Using Reliability Monitor for Troubleshooting

Using Reliability Monitor for Troubleshooting

  • Comments 5
  • Likes

Today we are going to talk about the new Reliability Monitor feature in Windows Vista and Windows Server 2008.  In a nutshell, the Reliability Monitor shows you your system stability history at a glance and lets you see details on a day-by-day basis about events that impact reliability. 

Reliability Monitor provides a quick view of how stability the system has been.  In addition, it tracks events that will help you identify what causes reductions in reliability. By recording not only failures (including memory, hard disk, application, and operating system failures), but also key events regarding the configuration of your system (including the installation of new applications and operating system updates), you can see a timeline of changes in both the system and reliability.  The reliability monitor also allows you to identify how to get your system back to optimal reliability when the behavior of the system is not behaving as expected.

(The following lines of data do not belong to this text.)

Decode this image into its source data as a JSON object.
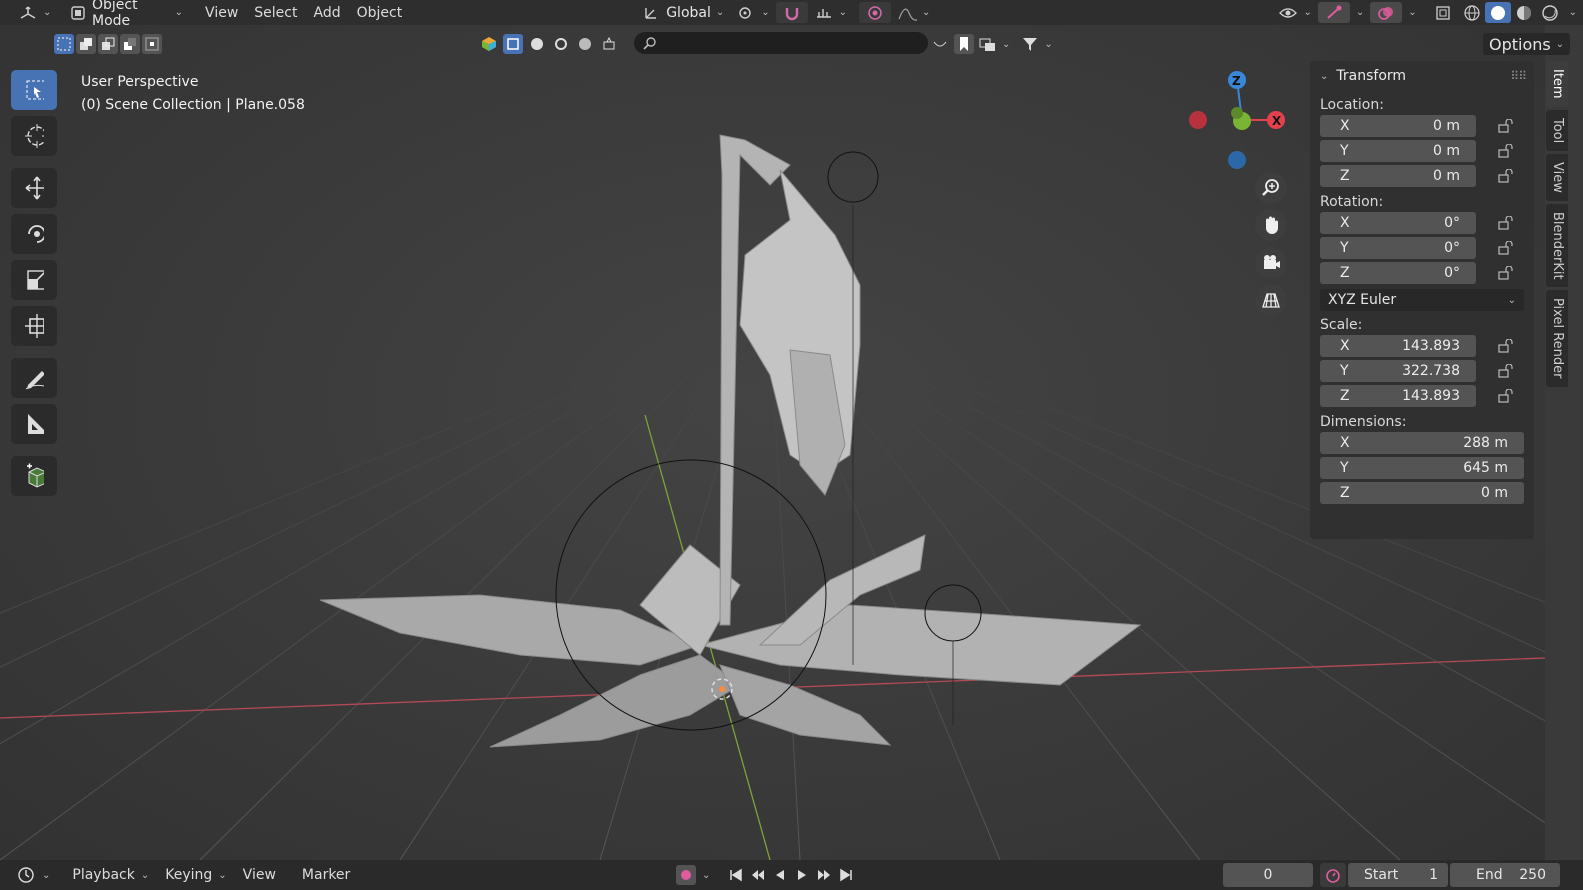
{
  "header": {
    "editor_icon": "3d-viewport-editor-icon",
    "mode": "Object Mode",
    "menus": [
      "View",
      "Select",
      "Add",
      "Object"
    ],
    "orientation": "Global",
    "options_label": "Options"
  },
  "viewport": {
    "perspective": "User Perspective",
    "collection": "(0) Scene Collection | Plane.058"
  },
  "gizmo": {
    "axes": [
      "Z",
      "X"
    ],
    "colors": {
      "x": "#e4414f",
      "y": "#7ab434",
      "z": "#3a86d8"
    }
  },
  "toolbar": {
    "tools": [
      "select-box",
      "cursor",
      "move",
      "rotate",
      "scale",
      "transform",
      "annotate",
      "measure",
      "add-cube"
    ],
    "active": "select-box"
  },
  "npanel": {
    "title": "Transform",
    "location": {
      "label": "Location:",
      "x": "0 m",
      "y": "0 m",
      "z": "0 m"
    },
    "rotation": {
      "label": "Rotation:",
      "x": "0°",
      "y": "0°",
      "z": "0°",
      "mode": "XYZ Euler"
    },
    "scale": {
      "label": "Scale:",
      "x": "143.893",
      "y": "322.738",
      "z": "143.893"
    },
    "dimensions": {
      "label": "Dimensions:",
      "x": "288 m",
      "y": "645 m",
      "z": "0 m"
    },
    "axis_labels": {
      "x": "X",
      "y": "Y",
      "z": "Z"
    }
  },
  "sidetabs": [
    "Item",
    "Tool",
    "View",
    "BlenderKit",
    "Pixel Render"
  ],
  "timeline": {
    "menus": [
      "Playback",
      "Keying",
      "View",
      "Marker"
    ],
    "current_frame": "0",
    "start_label": "Start",
    "start": "1",
    "end_label": "End",
    "end": "250"
  },
  "colors": {
    "accent": "#4772b3",
    "record": "#e05c9e"
  }
}
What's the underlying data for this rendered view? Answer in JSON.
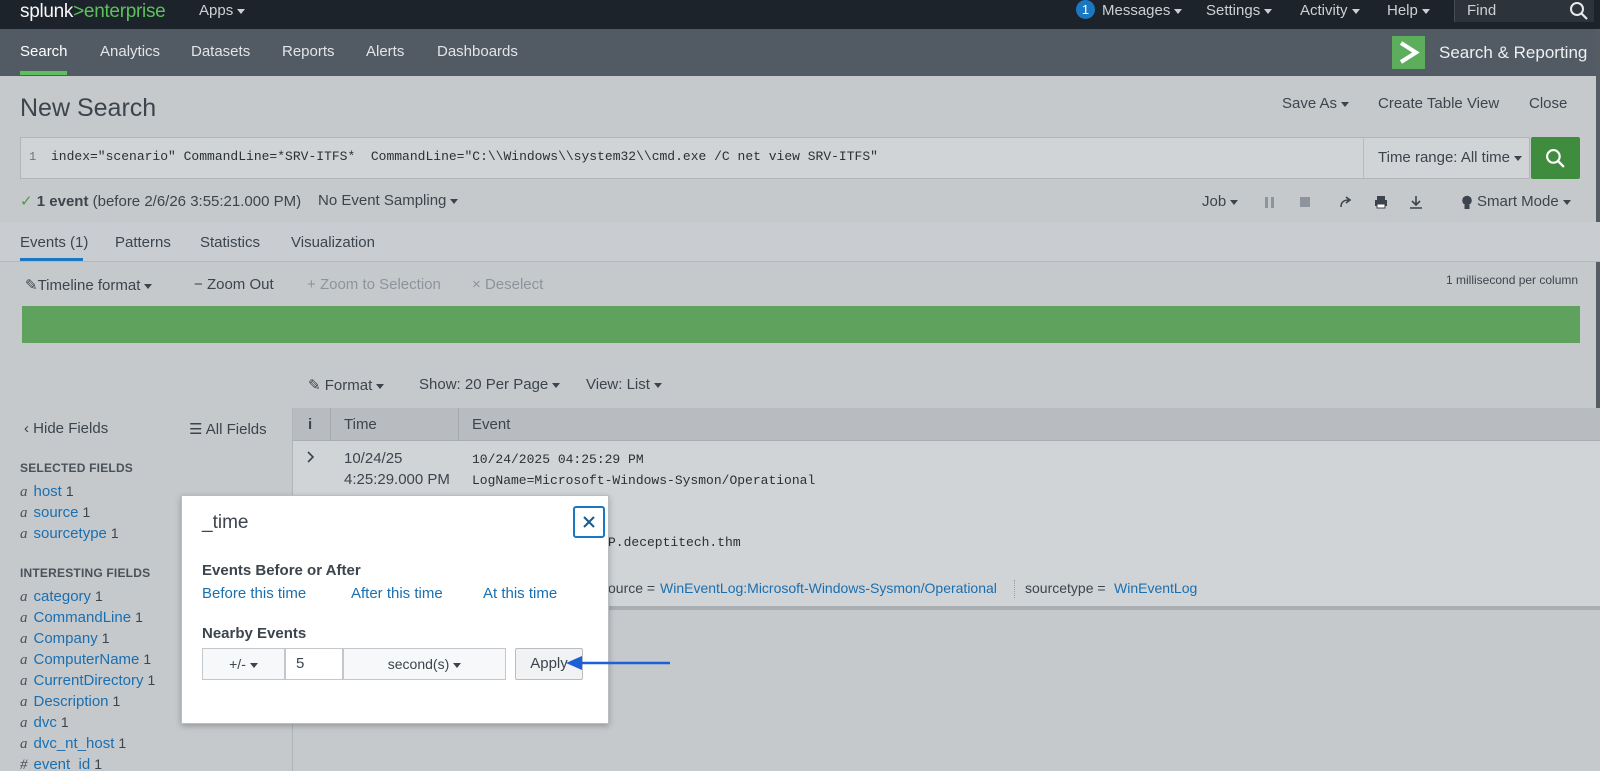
{
  "topbar": {
    "logo_main": "splunk",
    "logo_gt": ">",
    "logo_product": "enterprise",
    "apps": "Apps",
    "messages_count": "1",
    "messages": "Messages",
    "settings": "Settings",
    "activity": "Activity",
    "help": "Help",
    "find": "Find"
  },
  "appbar": {
    "tabs": [
      "Search",
      "Analytics",
      "Datasets",
      "Reports",
      "Alerts",
      "Dashboards"
    ],
    "app_name": "Search & Reporting",
    "accent": "#5cc05c"
  },
  "page": {
    "title": "New Search",
    "save_as": "Save As",
    "create_table_view": "Create Table View",
    "close": "Close"
  },
  "search": {
    "line_number": "1",
    "query": "index=\"scenario\" CommandLine=*SRV-ITFS*  CommandLine=\"C:\\\\Windows\\\\system32\\\\cmd.exe /C net view SRV-ITFS\"",
    "time_range": "Time range: All time"
  },
  "status": {
    "check": "✓",
    "count": "1 event",
    "before": "(before 2/6/26 3:55:21.000 PM)",
    "sampling": "No Event Sampling",
    "job": "Job",
    "mode": "Smart Mode"
  },
  "result_tabs": [
    "Events (1)",
    "Patterns",
    "Statistics",
    "Visualization"
  ],
  "timeline": {
    "format": "Timeline format",
    "zoom_out": "Zoom Out",
    "zoom_selection": "Zoom to Selection",
    "deselect": "Deselect",
    "resolution": "1 millisecond per column",
    "bar_color": "#5ea25e"
  },
  "list_controls": {
    "format": "Format",
    "show": "Show: 20 Per Page",
    "view": "View: List"
  },
  "sidebar": {
    "hide_fields": "Hide Fields",
    "all_fields": "All Fields",
    "selected_heading": "SELECTED FIELDS",
    "selected": [
      {
        "type": "a",
        "name": "host",
        "count": "1"
      },
      {
        "type": "a",
        "name": "source",
        "count": "1"
      },
      {
        "type": "a",
        "name": "sourcetype",
        "count": "1"
      }
    ],
    "interesting_heading": "INTERESTING FIELDS",
    "interesting": [
      {
        "type": "a",
        "name": "category",
        "count": "1"
      },
      {
        "type": "a",
        "name": "CommandLine",
        "count": "1"
      },
      {
        "type": "a",
        "name": "Company",
        "count": "1"
      },
      {
        "type": "a",
        "name": "ComputerName",
        "count": "1"
      },
      {
        "type": "a",
        "name": "CurrentDirectory",
        "count": "1"
      },
      {
        "type": "a",
        "name": "Description",
        "count": "1"
      },
      {
        "type": "a",
        "name": "dvc",
        "count": "1"
      },
      {
        "type": "a",
        "name": "dvc_nt_host",
        "count": "1"
      },
      {
        "type": "#",
        "name": "event_id",
        "count": "1"
      }
    ]
  },
  "table": {
    "col_info": "i",
    "col_time": "Time",
    "col_event": "Event",
    "row": {
      "date": "10/24/25",
      "time": "4:25:29.000 PM",
      "line1": "10/24/2025 04:25:29 PM",
      "line2": "LogName=Microsoft-Windows-Sysmon/Operational",
      "line_partial": "P.deceptitech.thm",
      "source_label": "ource =",
      "source_value": "WinEventLog:Microsoft-Windows-Sysmon/Operational",
      "sourcetype_label": "sourcetype =",
      "sourcetype_value": "WinEventLog"
    }
  },
  "popup": {
    "title": "_time",
    "section1": "Events Before or After",
    "before": "Before this time",
    "after": "After this time",
    "at": "At this time",
    "section2": "Nearby Events",
    "plusminus": "+/-",
    "number": "5",
    "unit": "second(s)",
    "apply": "Apply"
  }
}
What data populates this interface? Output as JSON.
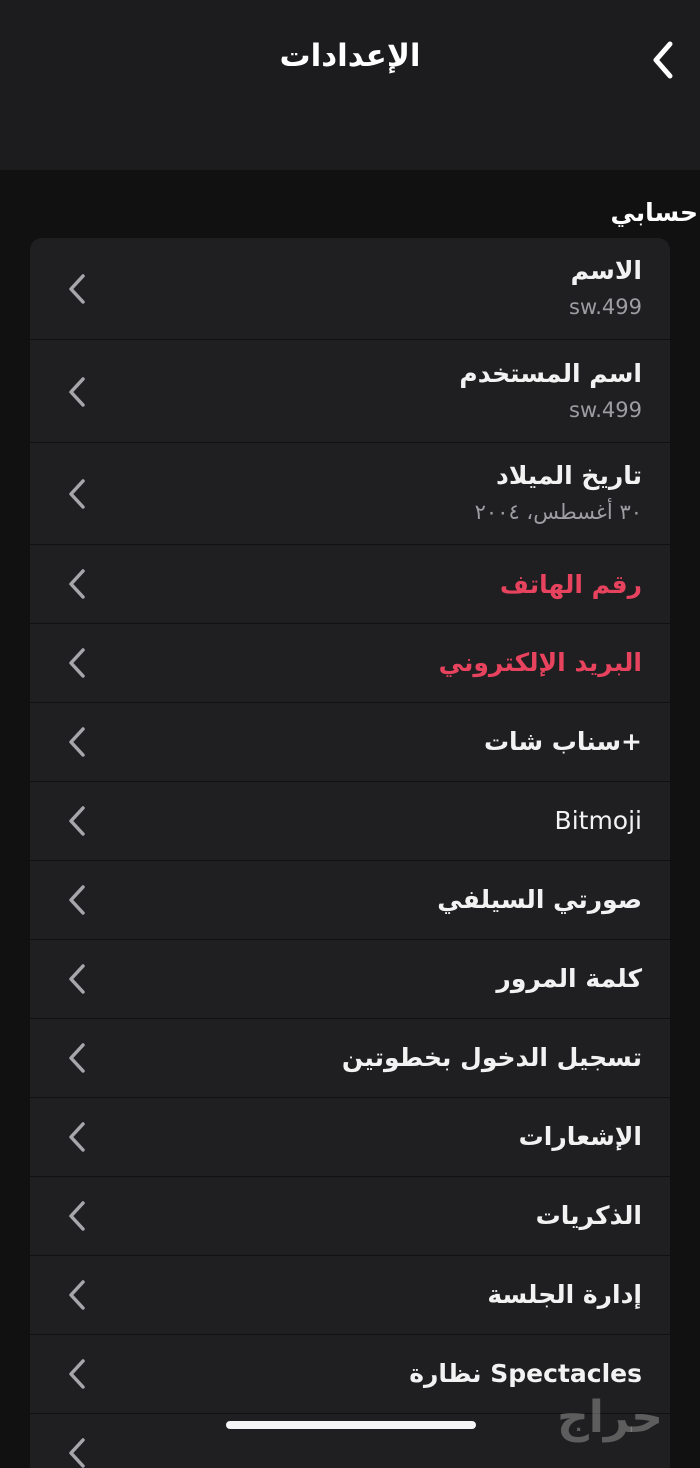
{
  "header": {
    "title": "الإعدادات"
  },
  "section": {
    "title": "حسابي"
  },
  "rows": [
    {
      "label": "الاسم",
      "sub": "sw.499"
    },
    {
      "label": "اسم المستخدم",
      "sub": "sw.499"
    },
    {
      "label": "تاريخ الميلاد",
      "sub": "٣٠ أغسطس، ٢٠٠٤"
    },
    {
      "label": "رقم الهاتف"
    },
    {
      "label": "البريد الإلكتروني"
    },
    {
      "label": "سناب شات+"
    },
    {
      "label": "Bitmoji"
    },
    {
      "label": "صورتي السيلفي"
    },
    {
      "label": "كلمة المرور"
    },
    {
      "label": "تسجيل الدخول بخطوتين"
    },
    {
      "label": "الإشعارات"
    },
    {
      "label": "الذكريات"
    },
    {
      "label": "إدارة الجلسة"
    },
    {
      "label": "نظارة Spectacles"
    }
  ],
  "watermark": {
    "text": "حراج"
  },
  "colors": {
    "background": "#111111",
    "header": "#1c1c1e",
    "card": "#1f1f21",
    "alert_red": "#e8435e",
    "secondary_text": "#9d9da2"
  }
}
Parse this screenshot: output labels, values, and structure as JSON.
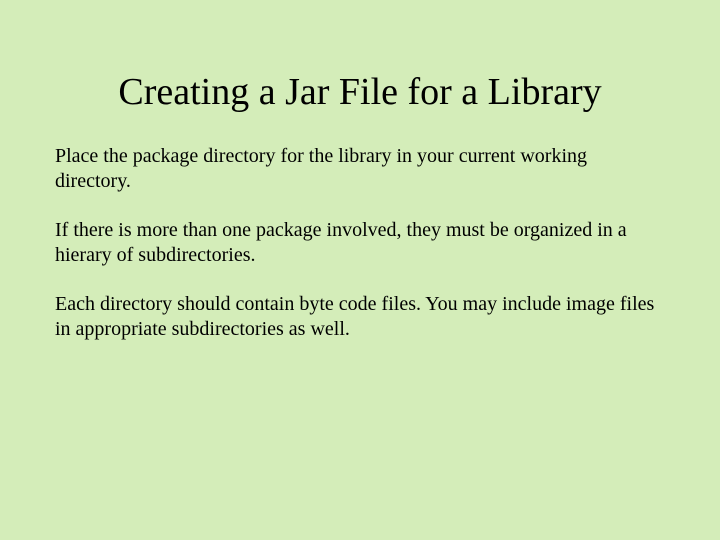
{
  "slide": {
    "title": "Creating a Jar File for a Library",
    "paragraphs": [
      "Place the package directory for the library in your current working directory.",
      "If there is more than one package involved, they must be organized in a hierary of subdirectories.",
      "Each directory should contain byte code files.  You may include image files in appropriate subdirectories as well."
    ]
  }
}
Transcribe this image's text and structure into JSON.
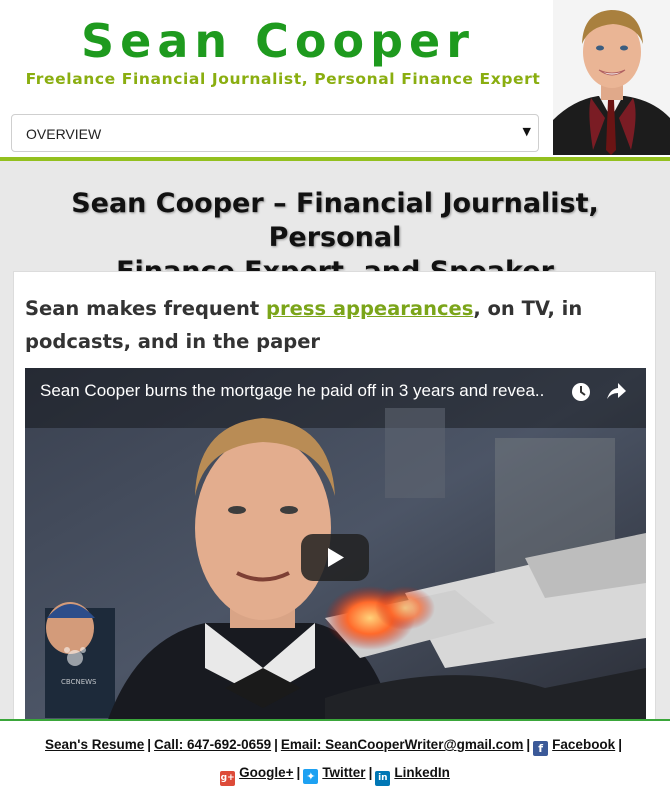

You can start the Reliability Monitor by running perfmon.msc from the Run line or add it as an MMC Snap-in.  When you launch Perfmon.msc, click Reliability Monitor under Monitoring Tools.  The longer a system has been in use the more data is recorded and used to determine the system’s overall health Index value.  An important note here: the Reliability Monitor collects 24 hours of data before it calculates the System Stability Index or generates the System Stability Report.  Let's now take a look at some scenarios involving the Reliability Monitor:

As you can see in the below screen shot, my system had an issue back on 1/14/2008:

When I click the Red X, my system informs me that it had a Disruptive Shutdown on this date:

In the days following the event on the 14th, my system’s Index gradually increased (see the Index value under the date in the upper left-hand corner).  This is obviously good news for me and the health of my system.  Looking at this in a real world scenario, we receive calls every day stating that a server and / or workstation started having “Issues” after applying the latest set of Security Updates.  Using the Reliability Monitor tool, we can check the history of these updates and determine if in fact the machine did or did not start experiencing a problem before the updates were applied.  We often receive calls where an issue started to occur following the installation of security updates and subsequent reboot.  The truth in many of these cases is that it was the reboot itself triggered the problems, and not the security updates.  That does not mean we don’t verify that the problem was not caused by the security updates, however it is crucial to remember that if you have not rebooted a system in a while, there are changes that may have been made to a system that could have caused issues.  A classic example of this is uninstalling a piece of software that has a filter driver that starts up at system boot time (such as older backup software).  If the filter driver is still referenced in the registry, but the driver itself has been removed from the system, the next time the server reboots, you are more than likely going to experience a STOP 0x7B bugcheck (Inaccessible Boot Device).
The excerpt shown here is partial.